Issue 111, Winter 2009/2010
By Joan E. Bertin
Every state in the nation makes it a crime to abuse animals. In 1999, Congress decided that wasn’t enough and created a new crime – taking or possessing a picture of animal cruelty.
The constitutionality of that law is now before the U.S. Supreme Court in U.S. v. Stevens, a case that is being touted as a showdown between animal rights and free speech. It shouldn’t be. After all, many who believe deeply in free speech rights also love animals, and we think we can protect both animals and our constitutional rights.
We don’t need this law. There is no evidence that it will be more effective in preventing animal cruelty than enforcement of existing laws criminalizing it. Michael Vick’s conviction for his involvement in dogfighting operations shows that such laws can work.

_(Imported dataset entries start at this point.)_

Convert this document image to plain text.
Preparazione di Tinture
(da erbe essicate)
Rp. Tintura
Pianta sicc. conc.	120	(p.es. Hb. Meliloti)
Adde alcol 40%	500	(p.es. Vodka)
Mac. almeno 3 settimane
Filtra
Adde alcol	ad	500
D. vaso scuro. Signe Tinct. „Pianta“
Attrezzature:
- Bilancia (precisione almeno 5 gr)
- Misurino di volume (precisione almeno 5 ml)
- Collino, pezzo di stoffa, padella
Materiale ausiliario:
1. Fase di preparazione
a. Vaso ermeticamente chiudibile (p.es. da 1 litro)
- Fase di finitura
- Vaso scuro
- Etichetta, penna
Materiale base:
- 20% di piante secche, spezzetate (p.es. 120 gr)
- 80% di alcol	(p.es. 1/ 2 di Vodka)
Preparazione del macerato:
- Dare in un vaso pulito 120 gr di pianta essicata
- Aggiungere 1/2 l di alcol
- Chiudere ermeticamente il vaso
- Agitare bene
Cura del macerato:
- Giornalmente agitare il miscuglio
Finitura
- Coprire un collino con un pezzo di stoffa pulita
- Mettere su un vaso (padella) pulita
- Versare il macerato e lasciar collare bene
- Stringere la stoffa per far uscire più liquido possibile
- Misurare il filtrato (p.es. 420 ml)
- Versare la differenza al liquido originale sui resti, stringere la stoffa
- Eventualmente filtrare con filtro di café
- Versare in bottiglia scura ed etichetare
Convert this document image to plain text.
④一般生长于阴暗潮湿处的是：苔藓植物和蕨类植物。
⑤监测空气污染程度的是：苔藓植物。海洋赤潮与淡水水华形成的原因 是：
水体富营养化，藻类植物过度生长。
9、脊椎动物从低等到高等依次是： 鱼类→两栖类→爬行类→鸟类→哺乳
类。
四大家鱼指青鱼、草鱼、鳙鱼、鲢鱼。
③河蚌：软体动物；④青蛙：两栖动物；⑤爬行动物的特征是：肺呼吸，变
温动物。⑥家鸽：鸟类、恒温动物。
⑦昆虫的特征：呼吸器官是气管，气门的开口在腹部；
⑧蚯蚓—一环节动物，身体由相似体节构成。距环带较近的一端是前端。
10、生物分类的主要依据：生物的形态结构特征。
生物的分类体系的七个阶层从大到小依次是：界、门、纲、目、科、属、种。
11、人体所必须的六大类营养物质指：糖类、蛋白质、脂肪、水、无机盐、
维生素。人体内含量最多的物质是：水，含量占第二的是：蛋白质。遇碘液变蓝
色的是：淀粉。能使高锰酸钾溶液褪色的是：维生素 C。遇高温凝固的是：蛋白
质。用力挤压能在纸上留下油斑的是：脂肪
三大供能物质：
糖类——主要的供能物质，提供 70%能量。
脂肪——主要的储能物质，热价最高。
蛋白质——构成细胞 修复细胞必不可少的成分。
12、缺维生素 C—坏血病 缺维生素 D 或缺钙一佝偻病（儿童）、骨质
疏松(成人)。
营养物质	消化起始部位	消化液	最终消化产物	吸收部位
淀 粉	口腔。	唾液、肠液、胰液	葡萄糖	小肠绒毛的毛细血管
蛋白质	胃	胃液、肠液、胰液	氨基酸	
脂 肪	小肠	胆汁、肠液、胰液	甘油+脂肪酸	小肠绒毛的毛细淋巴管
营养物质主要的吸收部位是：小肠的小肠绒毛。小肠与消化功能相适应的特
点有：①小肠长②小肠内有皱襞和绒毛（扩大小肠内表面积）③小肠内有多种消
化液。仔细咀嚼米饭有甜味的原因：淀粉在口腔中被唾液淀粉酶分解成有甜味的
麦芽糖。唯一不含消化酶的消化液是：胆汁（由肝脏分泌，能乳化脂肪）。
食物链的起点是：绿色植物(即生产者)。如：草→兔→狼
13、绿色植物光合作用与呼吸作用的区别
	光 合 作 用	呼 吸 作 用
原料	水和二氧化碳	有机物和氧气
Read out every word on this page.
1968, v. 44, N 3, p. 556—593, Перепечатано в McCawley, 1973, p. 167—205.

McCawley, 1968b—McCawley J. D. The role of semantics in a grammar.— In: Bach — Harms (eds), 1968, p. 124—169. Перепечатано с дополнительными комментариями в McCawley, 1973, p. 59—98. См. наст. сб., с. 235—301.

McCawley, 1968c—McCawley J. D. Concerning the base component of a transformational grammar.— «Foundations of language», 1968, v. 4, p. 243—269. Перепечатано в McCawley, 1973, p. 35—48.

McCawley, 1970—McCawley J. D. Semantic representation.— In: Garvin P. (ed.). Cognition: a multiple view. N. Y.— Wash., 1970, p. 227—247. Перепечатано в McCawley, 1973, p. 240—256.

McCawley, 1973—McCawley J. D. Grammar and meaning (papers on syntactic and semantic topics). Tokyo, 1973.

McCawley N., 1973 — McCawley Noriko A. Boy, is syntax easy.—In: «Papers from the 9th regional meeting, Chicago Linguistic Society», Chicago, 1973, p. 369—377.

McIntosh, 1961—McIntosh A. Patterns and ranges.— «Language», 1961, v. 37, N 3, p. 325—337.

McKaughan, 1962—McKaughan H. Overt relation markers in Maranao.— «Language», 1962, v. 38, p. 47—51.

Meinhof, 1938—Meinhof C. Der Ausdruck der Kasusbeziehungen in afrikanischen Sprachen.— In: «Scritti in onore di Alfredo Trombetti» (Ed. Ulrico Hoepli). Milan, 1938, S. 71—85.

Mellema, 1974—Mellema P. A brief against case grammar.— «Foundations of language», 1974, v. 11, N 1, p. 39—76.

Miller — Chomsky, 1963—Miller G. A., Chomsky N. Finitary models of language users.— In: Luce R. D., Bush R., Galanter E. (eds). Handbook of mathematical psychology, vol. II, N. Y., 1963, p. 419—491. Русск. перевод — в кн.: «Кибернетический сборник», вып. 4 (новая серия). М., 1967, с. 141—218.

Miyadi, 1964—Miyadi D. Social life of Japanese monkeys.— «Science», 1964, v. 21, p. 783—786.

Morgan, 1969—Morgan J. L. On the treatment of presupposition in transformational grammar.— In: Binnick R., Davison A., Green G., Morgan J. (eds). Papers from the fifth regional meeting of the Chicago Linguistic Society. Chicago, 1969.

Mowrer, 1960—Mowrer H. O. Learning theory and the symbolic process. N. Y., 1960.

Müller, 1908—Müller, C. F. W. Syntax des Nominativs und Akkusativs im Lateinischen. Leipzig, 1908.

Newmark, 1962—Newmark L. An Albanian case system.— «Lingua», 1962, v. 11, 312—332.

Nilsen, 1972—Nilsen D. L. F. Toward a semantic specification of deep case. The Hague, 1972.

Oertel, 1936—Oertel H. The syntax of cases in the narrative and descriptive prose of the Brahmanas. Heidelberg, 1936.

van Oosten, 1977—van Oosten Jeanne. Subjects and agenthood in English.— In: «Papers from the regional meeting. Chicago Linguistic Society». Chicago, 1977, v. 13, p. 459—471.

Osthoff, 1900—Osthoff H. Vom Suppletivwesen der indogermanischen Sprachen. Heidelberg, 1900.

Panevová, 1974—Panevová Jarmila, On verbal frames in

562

Congress’s stated intent was to target “crush videos,” but the law prohibits far more. Stevens’ case involves pictures of dogfights that were legal where they were filmed, but would not be legal here. On that theory, anyone could go to jail for owning a film showing bullfighting in Spain, fox hunting in England, or cockfights in Mexico.
What about advocates for animal rights who make their case showing shocking images of animal cruelty? Or the artist whose work contains images of animal slaughter that force the viewer to think about the fact that we condemn animal cruelty but sanction the killing of animals for food and sport? Are they subject to criminal prosecution?
Congress did not intend to criminalize all images of animal cruelty. Only those images that lack “serious value” are subject to criminal penalties. But this doesn’t solve the problem, because someone still has to decide which images meet that test and which don’t. Under the statute, it would be up to a jury to decide whether a given image has “serious value.”
That is a scary prospect. Many works of art that are now considered great were reviled when first produced. Manet’s Olympia and Matisse’s Blue Nude are examples. Goya narrowly escaped the Inquisition for his painting Los Caprichos. How is a jury to judge artistic merit, when artists and art critics themselves cannot agree, and contemporary judgments are notoriously flawed?
More importantly, the Constitution is supposed to protect us from those kinds of the judgments. Your right to make or own an image should not depend on whether someone else likes it or thinks it has “serious value.” If the First Amendment does not allow us to decide for ourselves what books, pictures, and ideas have “serious value,” it will cease to serve its most fundamental and valuable function – protecting individual thought against group-think.